We then wanted to look at the social vulnerability of the are, with data from the 2010 Census for the area. In order to do this, we first had to determine which census blocks were located within the floodzones. For our analysis, we chose to select those whose centroid was located in the floodzone, using the Select By Location tool. Looking at the Attribute Table, we were able to determine how many blocks were selected, and what population this affects. This can be done simply looking at the Statistics for the column of choice, as only the selected rows are summarized.

Next, we had to add fields in the Census tracts layer for each of the groups of interest, percent white residents, percent owner-occupied homes and percent homes with people over the age of 65. Table joins were then conducted in order to copy over the information. Each join was removed prior to joining another. The Field Calculator was used to fill in the data. 

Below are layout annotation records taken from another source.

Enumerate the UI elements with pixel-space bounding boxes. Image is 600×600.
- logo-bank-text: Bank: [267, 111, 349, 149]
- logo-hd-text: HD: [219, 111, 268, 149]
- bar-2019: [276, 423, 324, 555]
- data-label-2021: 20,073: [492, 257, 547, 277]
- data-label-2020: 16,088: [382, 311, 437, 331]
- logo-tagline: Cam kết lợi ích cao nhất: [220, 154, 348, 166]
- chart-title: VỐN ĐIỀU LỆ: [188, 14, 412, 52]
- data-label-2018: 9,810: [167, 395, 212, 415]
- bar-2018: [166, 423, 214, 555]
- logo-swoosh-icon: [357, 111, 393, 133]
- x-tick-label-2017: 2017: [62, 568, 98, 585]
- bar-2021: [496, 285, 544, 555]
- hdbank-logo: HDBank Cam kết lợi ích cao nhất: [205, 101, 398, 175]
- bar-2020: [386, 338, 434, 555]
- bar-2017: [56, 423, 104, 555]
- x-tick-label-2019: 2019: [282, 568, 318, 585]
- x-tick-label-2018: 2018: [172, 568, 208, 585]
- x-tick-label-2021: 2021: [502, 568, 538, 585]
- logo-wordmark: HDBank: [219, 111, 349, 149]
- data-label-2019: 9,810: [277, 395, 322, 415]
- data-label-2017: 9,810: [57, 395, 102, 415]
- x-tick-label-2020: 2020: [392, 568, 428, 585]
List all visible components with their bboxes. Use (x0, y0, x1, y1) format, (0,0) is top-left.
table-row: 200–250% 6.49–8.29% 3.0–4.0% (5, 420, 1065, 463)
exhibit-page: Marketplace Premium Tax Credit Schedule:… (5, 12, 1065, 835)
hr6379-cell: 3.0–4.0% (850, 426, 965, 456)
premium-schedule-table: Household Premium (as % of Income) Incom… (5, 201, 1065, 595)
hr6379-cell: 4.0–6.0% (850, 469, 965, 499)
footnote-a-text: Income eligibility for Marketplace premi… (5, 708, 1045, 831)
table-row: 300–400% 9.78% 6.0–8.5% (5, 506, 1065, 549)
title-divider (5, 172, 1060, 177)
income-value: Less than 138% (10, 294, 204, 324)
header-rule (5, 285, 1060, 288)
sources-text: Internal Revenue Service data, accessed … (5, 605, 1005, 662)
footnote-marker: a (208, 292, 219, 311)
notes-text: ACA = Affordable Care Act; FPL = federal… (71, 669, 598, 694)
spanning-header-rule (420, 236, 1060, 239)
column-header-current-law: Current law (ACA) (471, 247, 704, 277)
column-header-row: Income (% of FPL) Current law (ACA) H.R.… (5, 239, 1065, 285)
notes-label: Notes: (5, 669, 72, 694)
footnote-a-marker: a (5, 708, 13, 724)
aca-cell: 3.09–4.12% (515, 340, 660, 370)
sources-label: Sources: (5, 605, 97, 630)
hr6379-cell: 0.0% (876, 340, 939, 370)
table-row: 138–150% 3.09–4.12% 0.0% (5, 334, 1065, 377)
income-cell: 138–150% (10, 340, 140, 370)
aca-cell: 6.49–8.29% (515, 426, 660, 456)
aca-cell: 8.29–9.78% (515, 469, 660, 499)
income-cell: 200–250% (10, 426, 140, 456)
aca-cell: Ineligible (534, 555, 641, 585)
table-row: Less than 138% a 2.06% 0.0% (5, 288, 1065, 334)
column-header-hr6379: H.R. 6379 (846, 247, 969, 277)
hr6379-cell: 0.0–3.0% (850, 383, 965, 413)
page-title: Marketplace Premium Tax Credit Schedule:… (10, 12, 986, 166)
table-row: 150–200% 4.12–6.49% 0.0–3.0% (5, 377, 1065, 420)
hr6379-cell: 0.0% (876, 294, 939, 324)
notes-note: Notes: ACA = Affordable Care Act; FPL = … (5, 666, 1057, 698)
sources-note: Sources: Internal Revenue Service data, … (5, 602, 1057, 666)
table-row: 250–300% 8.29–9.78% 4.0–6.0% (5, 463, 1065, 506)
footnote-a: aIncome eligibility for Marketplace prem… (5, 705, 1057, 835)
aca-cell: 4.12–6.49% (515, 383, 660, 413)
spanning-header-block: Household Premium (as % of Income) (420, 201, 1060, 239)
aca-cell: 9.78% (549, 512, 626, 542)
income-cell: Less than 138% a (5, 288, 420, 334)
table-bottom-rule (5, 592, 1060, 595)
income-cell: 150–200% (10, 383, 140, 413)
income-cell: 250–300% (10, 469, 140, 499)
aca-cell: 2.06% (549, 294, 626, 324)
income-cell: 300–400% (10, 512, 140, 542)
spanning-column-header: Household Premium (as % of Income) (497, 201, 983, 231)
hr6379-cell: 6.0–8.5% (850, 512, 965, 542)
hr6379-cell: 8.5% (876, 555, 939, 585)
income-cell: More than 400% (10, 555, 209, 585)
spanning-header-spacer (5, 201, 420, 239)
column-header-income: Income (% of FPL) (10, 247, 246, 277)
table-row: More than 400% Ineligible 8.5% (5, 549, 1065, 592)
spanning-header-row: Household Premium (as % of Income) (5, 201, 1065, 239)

This was then repeated for the Census Blocks layer, with additional fields added for the population of white residents, owner-occupied homes, and those over the age of 65. For our analysis, the census blocks did not include the make-up of each block, so the census tract data was used. For this, it was assumed that the population composition for the whole was equal for the part. A Table Join was created so that the percentage could be copied over. This percentage was then used to determine the size of the population for each of the three social statuses. Used the Select by Location tool to select the blocks that had their centroid located within the floodzone, as above, for both 3 and 6 feet. Then used the Statistics function to get the sum for each population in order to fill out the table in Deliverable 7. To get the values for the nonflooded areas, simply switched the selection. Did this for all of the variables in the table. Then divided the populations for each variable by the total population for that category (3 feet flooded, 3 feet not-flooded, etc).

The results were as follows:

Variable
Entire District
3 Feet Scenario
6 Feet Scenario


Flooded
Not-flooded
Flooded
Not-flooded
Total Population
1,360,301
8,544
1,351,757
60,005
1,300,296
% White
24.7 %
36.8 %
24.7 %
29.6 %
24.5 %
% Owner-occupied
58.2 %
32.2 %
58.3 %
38.1 %
59.1 %
% 65 and older
14.3 %
17.11 %
14.3 %
17.0 %
14.2 %
Table 1. Percent of population represented by each group in flooded areas compared to not-flooded areas. Results are for 3 and 6 feet of sea level rise.
After this analysis, we looked at storm surge in Collier County, Florida. The purpose for this analysis was to compare the results of two different DEMs, one by USGS created using older methods (and lower resolution), and one created using Lidar. In order to compare the two, percent error in omission (not including data that should be) and percent error in commission (false positives). For our analysis, the Lidar data was treated as accurate for the calculations. The results were quite different, and showed the major benefits of Lidar techniques, with most errors of commission being above 100%.

Being a resident of Florida, this week's analysis was quite intriguing and interesting to do. I especially liked being able to look at how seeming small levels of sea level rise can affect such large areas. I certainly used the NOAA Sea Level Viewer to see if my house was in danger, especially since our yard floods quite a bit in heavy rains. I expect to use this new knowledge quite a bit in my future.